- オープンワールドに釣りは必要なのか?かつて歓迎された“寄り道”が不満に変わった理由
- ゲーム内の釣りは、もともと“うれしい寄り道”だった
- 『時のオカリナ』の釣りが印象に残った理由
- オープンワールド時代に釣りは“定番装備”になった
- 不満の正体は「釣りが嫌い」ではなく「テンポが止まる」こと
- 「やりたい」から「やらなきゃ」に変わると釣りは苦しくなる
- 世界観と釣りが噛み合わないと、急に違和感が出る
- それでも釣りが評価されるゲームはある
- オープンワールドに必要なのは釣りではなく“納得できる寄り道”
- 開発側が釣りを入れたくなる理由もわかる
- 釣りが面白くなるゲームには共通点がある
- 報酬が強すぎると、釣りは自由ではなくなる
- 釣りは“待つ遊び”だから現代ゲームと相性が難しい
- 釣りが苦手な人に逃げ道を用意できているか
- 「釣りがあるゲーム」ではなく「釣りをしたくなる世界」が理想
- 「また釣りか」と言われる時代だからこそ、釣りの見せ方が問われている
- まとめ:オープンワールドに釣りが必要かどうかは、ゲームごとに違う
オープンワールドに釣りは必要なのか?かつて歓迎された“寄り道”が不満に変わった理由

「また釣りか」
最近のオープンワールドゲームや大型RPGで、釣り要素が発表されるたびに、SNSやコメント欄でそんな反応を見かけることが増えました。
広いフィールド。川や湖。生活感のある世界。そこに釣りがあること自体は、決して不自然ではありません。むしろオープンワールドらしい寄り道として、世界に奥行きを与える要素でもあります。
しかし一方で、プレイヤーの中には「テンポが止まる」「結局やらされる」「また似たようなミニゲームか」と感じる人も少なくありません。

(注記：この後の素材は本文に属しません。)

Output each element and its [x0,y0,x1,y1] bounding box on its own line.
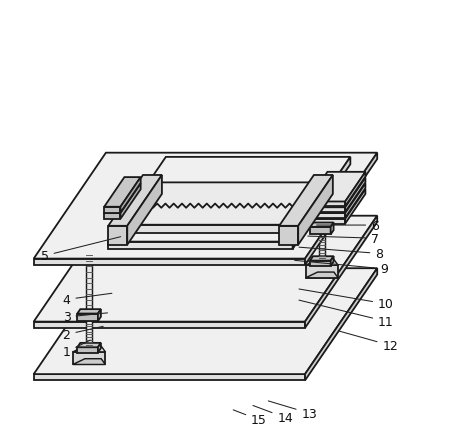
Text: 7: 7 [308,232,379,245]
Polygon shape [104,184,141,214]
Polygon shape [330,257,334,266]
Text: 1: 1 [63,340,90,359]
Polygon shape [293,158,350,249]
Polygon shape [307,214,345,218]
Polygon shape [330,223,334,235]
Polygon shape [310,223,334,227]
Text: 14: 14 [253,406,293,424]
Text: 15: 15 [233,410,267,426]
Polygon shape [34,268,377,374]
Polygon shape [117,183,325,225]
Polygon shape [108,158,350,242]
Polygon shape [310,261,330,266]
Text: 5: 5 [40,237,121,263]
Polygon shape [73,352,105,365]
Polygon shape [279,176,333,226]
Polygon shape [307,202,345,207]
Polygon shape [306,272,338,278]
Polygon shape [305,216,377,328]
Text: 2: 2 [63,327,103,341]
Polygon shape [345,173,365,207]
Polygon shape [104,207,120,213]
Polygon shape [307,184,365,214]
Polygon shape [73,359,105,365]
Polygon shape [305,268,377,381]
Text: 4: 4 [63,293,112,306]
Text: 9: 9 [295,261,388,276]
Polygon shape [345,184,365,218]
Polygon shape [34,259,305,265]
Polygon shape [319,232,325,259]
Text: 10: 10 [299,290,394,311]
Polygon shape [310,227,330,235]
Polygon shape [98,343,101,353]
Polygon shape [108,242,293,249]
Polygon shape [108,176,162,226]
Polygon shape [279,226,298,245]
Polygon shape [98,309,101,321]
Polygon shape [307,208,345,212]
Polygon shape [120,184,141,219]
Polygon shape [307,173,365,202]
Polygon shape [345,178,365,212]
Polygon shape [305,153,377,265]
Polygon shape [104,178,141,207]
Text: 8: 8 [299,247,384,261]
Polygon shape [127,176,162,245]
Text: 13: 13 [268,401,317,420]
Polygon shape [77,343,101,347]
Polygon shape [310,257,334,261]
Polygon shape [34,374,305,381]
Polygon shape [307,219,345,224]
Text: 6: 6 [317,219,379,232]
Text: 11: 11 [299,300,394,328]
Polygon shape [319,169,325,225]
Polygon shape [77,314,98,321]
Polygon shape [77,309,101,314]
Polygon shape [117,225,296,233]
Text: 12: 12 [338,331,398,352]
Polygon shape [34,322,305,328]
Polygon shape [306,260,338,265]
Polygon shape [34,216,377,322]
Polygon shape [104,214,120,219]
Polygon shape [296,183,325,233]
Text: 3: 3 [63,311,108,324]
Polygon shape [73,346,105,352]
Polygon shape [34,153,377,259]
Polygon shape [306,265,338,278]
Polygon shape [77,347,98,353]
Polygon shape [108,226,127,245]
Polygon shape [86,256,92,311]
Polygon shape [120,178,141,213]
Polygon shape [86,318,92,345]
Polygon shape [307,178,365,208]
Polygon shape [298,176,333,245]
Polygon shape [307,190,365,219]
Polygon shape [345,190,365,224]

面白いのは、ゲーム内の釣りが最初から嫌われていたわけではないという点です。
1990年代のRPGやアクションアドベンチャーでは、釣りはむしろ“入っていると嬉しいおまけ”でした。たとえば『ブレス オブ ファイア 竜の戦士』では、リュウに釣り竿と餌を装備させることで、特定の水辺や井戸などで釣りができる要素がありました。
また『ゼルダの伝説 夢をみる島』にも、メーベの村に10ルピーで遊べる釣り堀が登場します。序盤から触れられる小さな遊びとして、釣りは本編とは別の“寄り道の楽しさ”を作っていました。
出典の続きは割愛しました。